Hashem, that is. Does he show special favor to some or not?
That question is placed by Rabbi Ami or Rabbi Asi (Berachos 20b) in the mouths of angels, who asked the Creator about the description of Him (Devarim 10:17) in this week’s parsha: “Who favors no one and takes no bribe.”
But yet, the angels said, “You, nevertheless, show favor to Yisrael, as it is written: ‘Hashem will show favor to you and give you peace’” (Bamidbar 6:26).
Hashem’s reply: “How can I not show favor to Yisrael? I wrote for them in the Torah: ‘And you shall eat and be satisfied, and bless Hashem your G-d’ (Devarim 8:10) [meaning that only if one is satiated is there an obligation to recite birchas hamazon, the blessing after a meal], yet they recite it even if they have eaten a mere olive’s or egg’s volume!”

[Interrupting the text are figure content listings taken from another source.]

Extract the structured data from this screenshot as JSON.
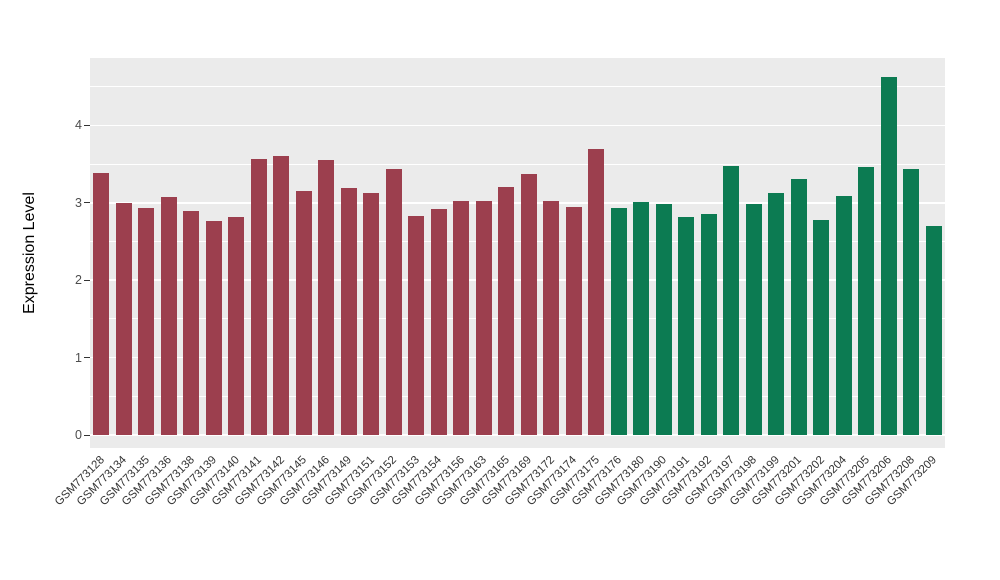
{
  "panel": {
    "background": "#EBEBEB",
    "gridline_color": "#FFFFFF"
  },
  "chart_data": {
    "type": "bar",
    "title": "",
    "xlabel": "",
    "ylabel": "Expression Level",
    "ylim": [
      0,
      4.87
    ],
    "yticks": [
      0,
      1,
      2,
      3,
      4
    ],
    "minor_gridlines": [
      0.5,
      1.5,
      2.5,
      3.5,
      4.5
    ],
    "grid": "white major and minor horizontal gridlines on gray panel",
    "legend_position": "none",
    "categories": [
      "GSM773128",
      "GSM773134",
      "GSM773135",
      "GSM773136",
      "GSM773138",
      "GSM773139",
      "GSM773140",
      "GSM773141",
      "GSM773142",
      "GSM773145",
      "GSM773146",
      "GSM773149",
      "GSM773151",
      "GSM773152",
      "GSM773153",
      "GSM773154",
      "GSM773156",
      "GSM773163",
      "GSM773165",
      "GSM773169",
      "GSM773172",
      "GSM773174",
      "GSM773175",
      "GSM773176",
      "GSM773180",
      "GSM773190",
      "GSM773191",
      "GSM773192",
      "GSM773197",
      "GSM773198",
      "GSM773199",
      "GSM773201",
      "GSM773202",
      "GSM773204",
      "GSM773205",
      "GSM773206",
      "GSM773208",
      "GSM773209"
    ],
    "values": [
      3.38,
      3.0,
      2.93,
      3.07,
      2.9,
      2.77,
      2.82,
      3.56,
      3.61,
      3.15,
      3.55,
      3.19,
      3.12,
      3.44,
      2.83,
      2.92,
      3.02,
      3.02,
      3.21,
      3.37,
      3.02,
      2.95,
      3.69,
      2.93,
      3.01,
      2.99,
      2.81,
      2.85,
      3.47,
      2.98,
      3.12,
      3.31,
      2.78,
      3.09,
      3.46,
      4.62,
      3.43,
      2.7
    ],
    "color_groups": [
      {
        "color": "#9C3F4E",
        "count": 23
      },
      {
        "color": "#0C7B52",
        "count": 15
      }
    ]
  }
}
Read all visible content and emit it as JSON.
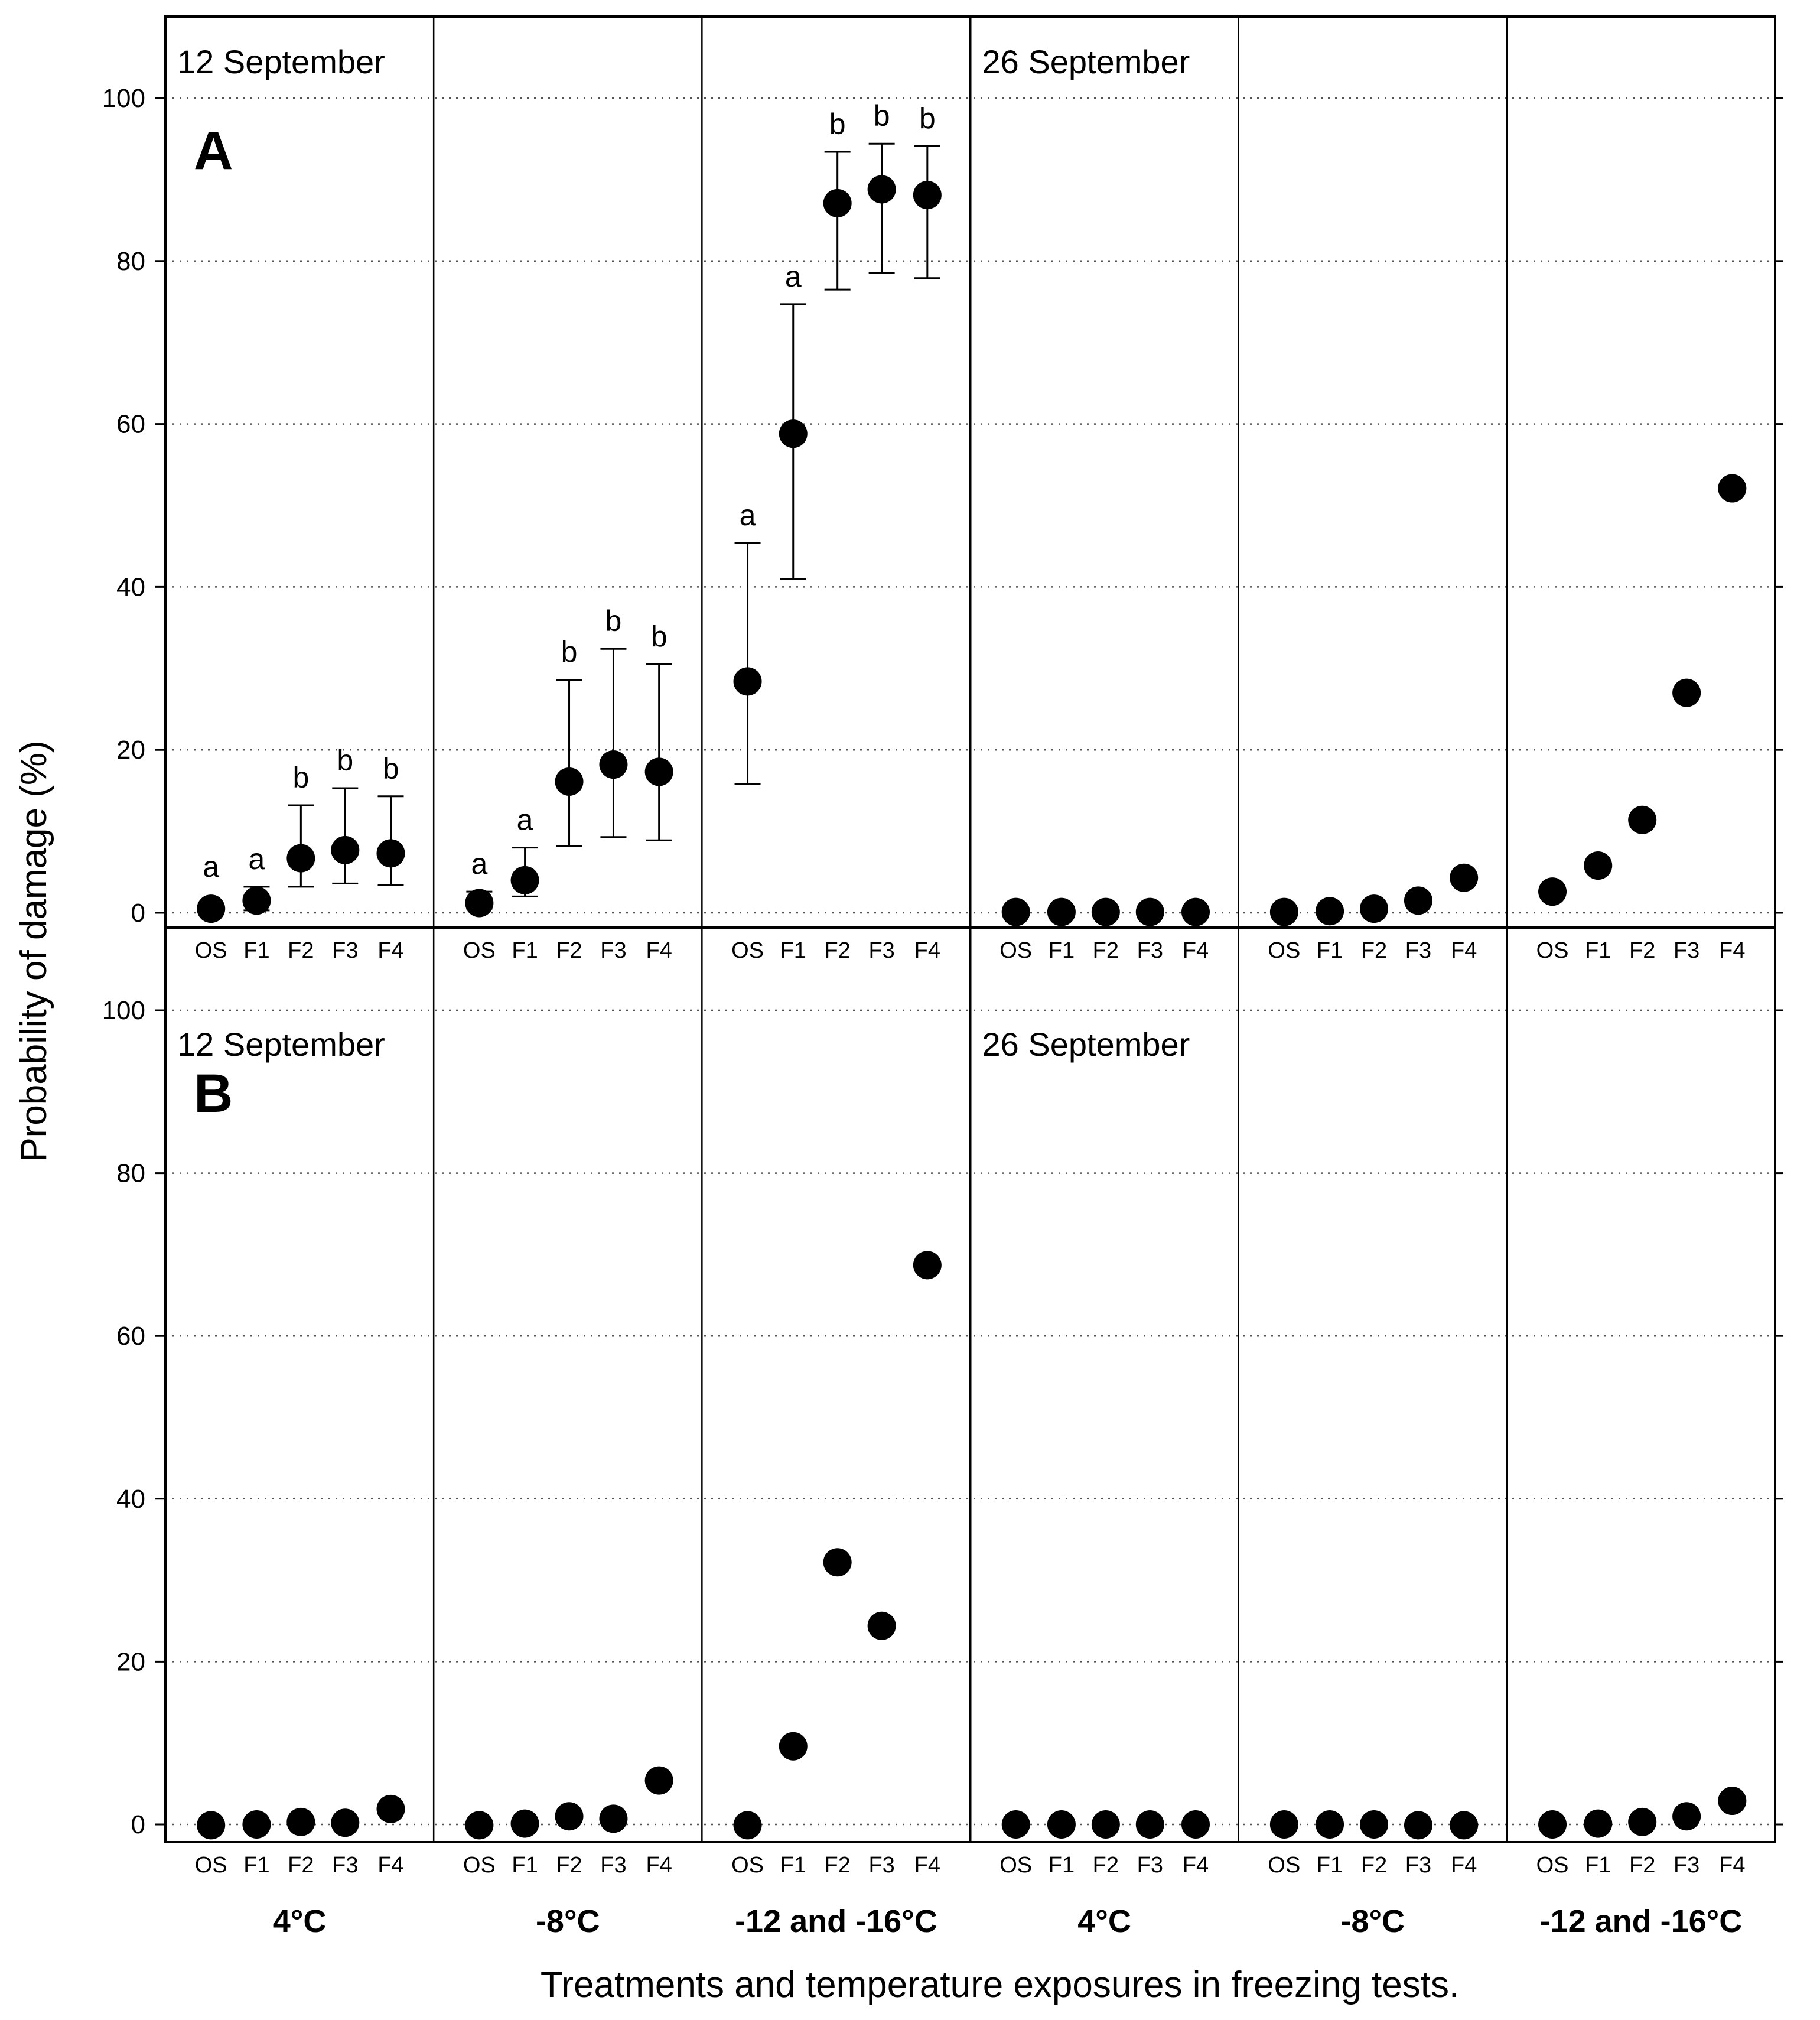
{
  "chart_data": {
    "type": "scatter",
    "y_axis_title": "Probability of damage (%)",
    "x_axis_title": "Treatments and temperature exposures in freezing tests.",
    "categories": [
      "OS",
      "F1",
      "F2",
      "F3",
      "F4"
    ],
    "groups": [
      "4°C",
      "-8°C",
      "-12 and -16°C"
    ],
    "y_ticks": [
      0,
      20,
      40,
      60,
      80,
      100
    ],
    "ylim": [
      -2,
      110
    ],
    "grid": "horizontal dotted",
    "panels": [
      {
        "id": "A",
        "letter": "A",
        "dates": [
          {
            "label": "12 September",
            "groups": [
              {
                "values": [
                  0.5,
                  1.5,
                  6.7,
                  7.7,
                  7.3
                ],
                "err_low": [
                  null,
                  0.3,
                  3.2,
                  3.6,
                  3.4
                ],
                "err_high": [
                  null,
                  3.2,
                  13.2,
                  15.3,
                  14.3
                ],
                "letters": [
                  "a",
                  "a",
                  "b",
                  "b",
                  "b"
                ]
              },
              {
                "values": [
                  1.2,
                  4.0,
                  16.1,
                  18.2,
                  17.3
                ],
                "err_low": [
                  0.5,
                  2.0,
                  8.2,
                  9.3,
                  8.9
                ],
                "err_high": [
                  2.6,
                  8.0,
                  28.6,
                  32.4,
                  30.5
                ],
                "letters": [
                  "a",
                  "a",
                  "b",
                  "b",
                  "b"
                ]
              },
              {
                "values": [
                  28.4,
                  58.8,
                  87.1,
                  88.8,
                  88.1
                ],
                "err_low": [
                  15.8,
                  41.0,
                  76.5,
                  78.5,
                  77.9
                ],
                "err_high": [
                  45.4,
                  74.7,
                  93.4,
                  94.4,
                  94.1
                ],
                "letters": [
                  "a",
                  "a",
                  "b",
                  "b",
                  "b"
                ]
              }
            ]
          },
          {
            "label": "26 September",
            "groups": [
              {
                "values": [
                  0.1,
                  0.1,
                  0.1,
                  0.1,
                  0.1
                ]
              },
              {
                "values": [
                  0.1,
                  0.2,
                  0.5,
                  1.5,
                  4.3
                ]
              },
              {
                "values": [
                  2.6,
                  5.8,
                  11.4,
                  27.0,
                  52.1
                ]
              }
            ]
          }
        ]
      },
      {
        "id": "B",
        "letter": "B",
        "dates": [
          {
            "label": "12 September",
            "groups": [
              {
                "values": [
                  -0.1,
                  0.0,
                  0.3,
                  0.2,
                  1.9
                ]
              },
              {
                "values": [
                  -0.1,
                  0.1,
                  1.0,
                  0.7,
                  5.4
                ]
              },
              {
                "values": [
                  -0.1,
                  9.6,
                  32.2,
                  24.4,
                  68.7
                ]
              }
            ]
          },
          {
            "label": "26 September",
            "groups": [
              {
                "values": [
                  0.0,
                  0.0,
                  0.0,
                  0.0,
                  0.0
                ]
              },
              {
                "values": [
                  0.0,
                  0.0,
                  0.0,
                  -0.1,
                  -0.1
                ]
              },
              {
                "values": [
                  0.0,
                  0.1,
                  0.3,
                  1.0,
                  2.9
                ]
              }
            ]
          }
        ]
      }
    ]
  }
}
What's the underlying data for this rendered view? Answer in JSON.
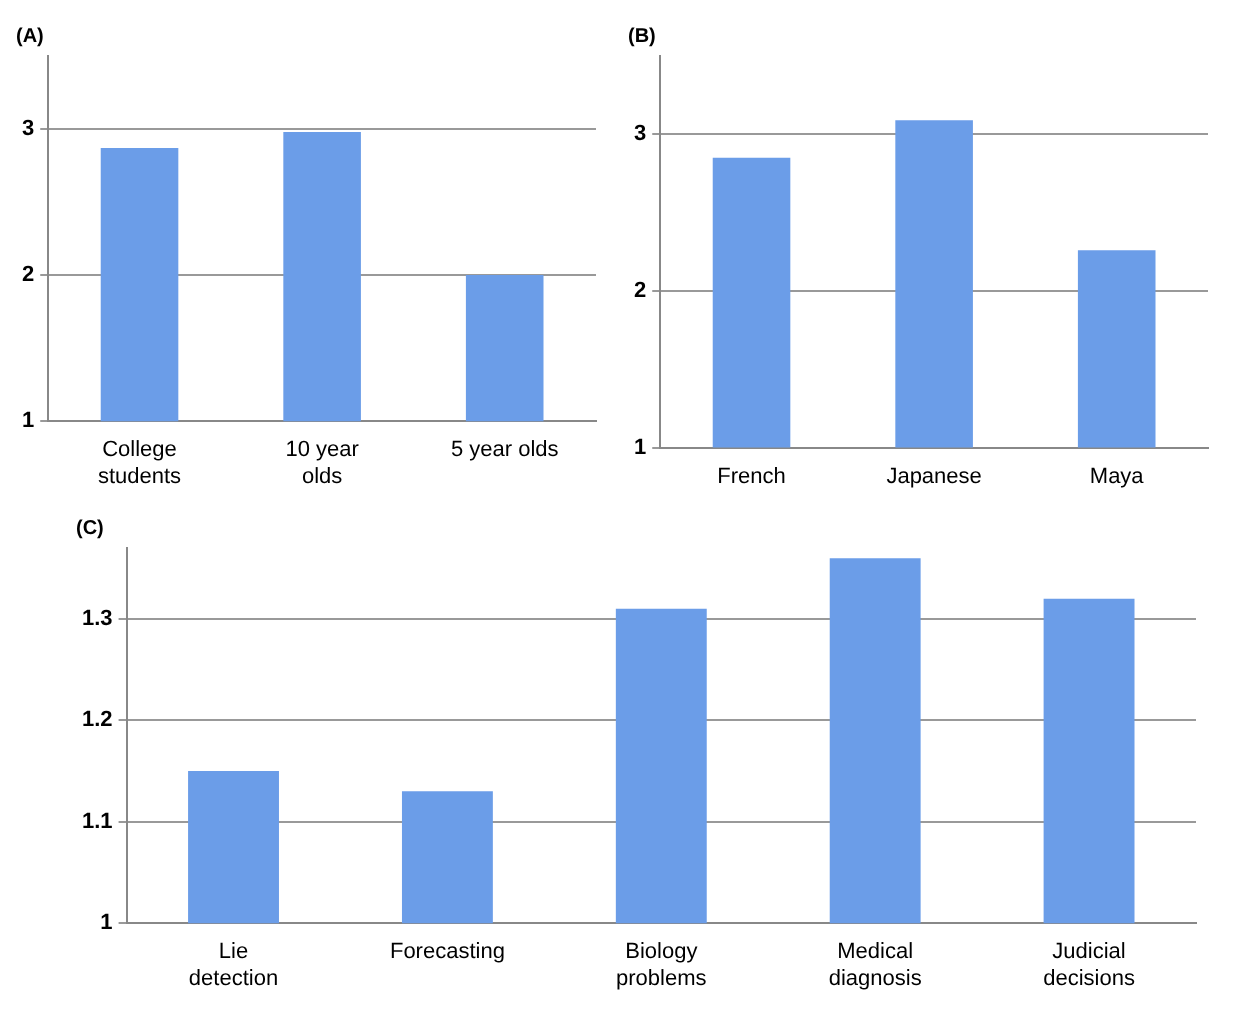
{
  "chart_data": [
    {
      "type": "bar",
      "title": "(A)",
      "categories": [
        "College students",
        "10 year olds",
        "5 year olds"
      ],
      "values": [
        2.87,
        2.98,
        2.0
      ],
      "color": "#6b9de8",
      "ylim": [
        1,
        3.5
      ],
      "yticks": [
        1,
        2,
        3
      ],
      "grid": "y"
    },
    {
      "type": "bar",
      "title": "(B)",
      "categories": [
        "French",
        "Japanese",
        "Maya"
      ],
      "values": [
        2.85,
        3.09,
        2.26
      ],
      "color": "#6b9de8",
      "ylim": [
        1,
        3.5
      ],
      "yticks": [
        1,
        2,
        3
      ],
      "grid": "y"
    },
    {
      "type": "bar",
      "title": "(C)",
      "categories": [
        "Lie detection",
        "Forecasting",
        "Biology problems",
        "Medical diagnosis",
        "Judicial decisions"
      ],
      "values": [
        1.15,
        1.13,
        1.31,
        1.36,
        1.32
      ],
      "color": "#6b9de8",
      "ylim": [
        1,
        1.37
      ],
      "yticks": [
        1,
        1.1,
        1.2,
        1.3
      ],
      "grid": "y"
    }
  ]
}
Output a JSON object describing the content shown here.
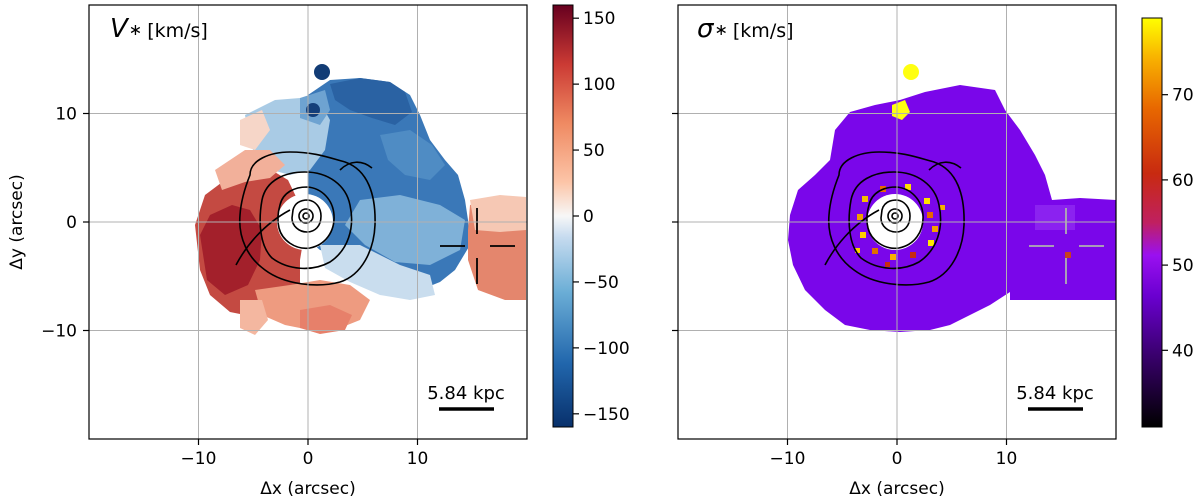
{
  "chart_data": [
    {
      "type": "heatmap",
      "title_symbol": "V",
      "title_sub": "∗",
      "title_unit": "[km/s]",
      "xlabel": "Δx (arcsec)",
      "ylabel": "Δy (arcsec)",
      "xlim": [
        -20,
        20
      ],
      "ylim": [
        -20,
        20
      ],
      "xticks": [
        -10,
        0,
        10
      ],
      "yticks": [
        -10,
        0,
        10
      ],
      "xtick_labels": [
        "−10",
        "0",
        "10"
      ],
      "ytick_labels": [
        "−10",
        "0",
        "10"
      ],
      "grid": true,
      "scalebar_label": "5.84 kpc",
      "colorbar": {
        "colormap": "RdBu_r",
        "range": [
          -160,
          160
        ],
        "ticks": [
          150,
          100,
          50,
          0,
          -50,
          -100,
          -150
        ],
        "tick_labels": [
          "150",
          "100",
          "50",
          "0",
          "−50",
          "−100",
          "−150"
        ]
      }
    },
    {
      "type": "heatmap",
      "title_symbol": "σ",
      "title_sub": "∗",
      "title_unit": "[km/s]",
      "xlabel": "Δx (arcsec)",
      "ylabel": "",
      "xlim": [
        -20,
        20
      ],
      "ylim": [
        -20,
        20
      ],
      "xticks": [
        -10,
        0,
        10
      ],
      "yticks": [
        -10,
        0,
        10
      ],
      "xtick_labels": [
        "−10",
        "0",
        "10"
      ],
      "grid": true,
      "scalebar_label": "5.84 kpc",
      "colorbar": {
        "colormap": "gnuplot",
        "range": [
          31,
          79
        ],
        "ticks": [
          70,
          60,
          50,
          40
        ],
        "tick_labels": [
          "70",
          "60",
          "50",
          "40"
        ]
      }
    }
  ]
}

What a strange reply. Firstly, reciting a bracha when it isn’t required isn’t permitted – so by what right did the rabbis of the Talmud allow it for a sparse meal? And secondly, the response doesn’t answer the question! Isn’t Hashem still showing favoritism?
Unless… reciting birchas hamazon even on a small amount doesn’t represent any changing of the requirement itself for saying the bracha but is rather a new sort of fulfilment of that requirement – in other words, an embrace of being “satisfied” with less.
If we are “satisfied” with any small degree of Hashem’s blessing – if we recognize what a divine kindness even a minimal amount of sustenance is, and feel sincere gratitude for it – then our own declining to demand a more literal satisfaction, full stomachs, may be what allows Hashem to be “satisfied,” so to speak, with less from us.
In which case, His “showing favor” to Yisrael is not really that at all but rather something of a midda kineged midda, a quid pro quo – an act of perfect justice.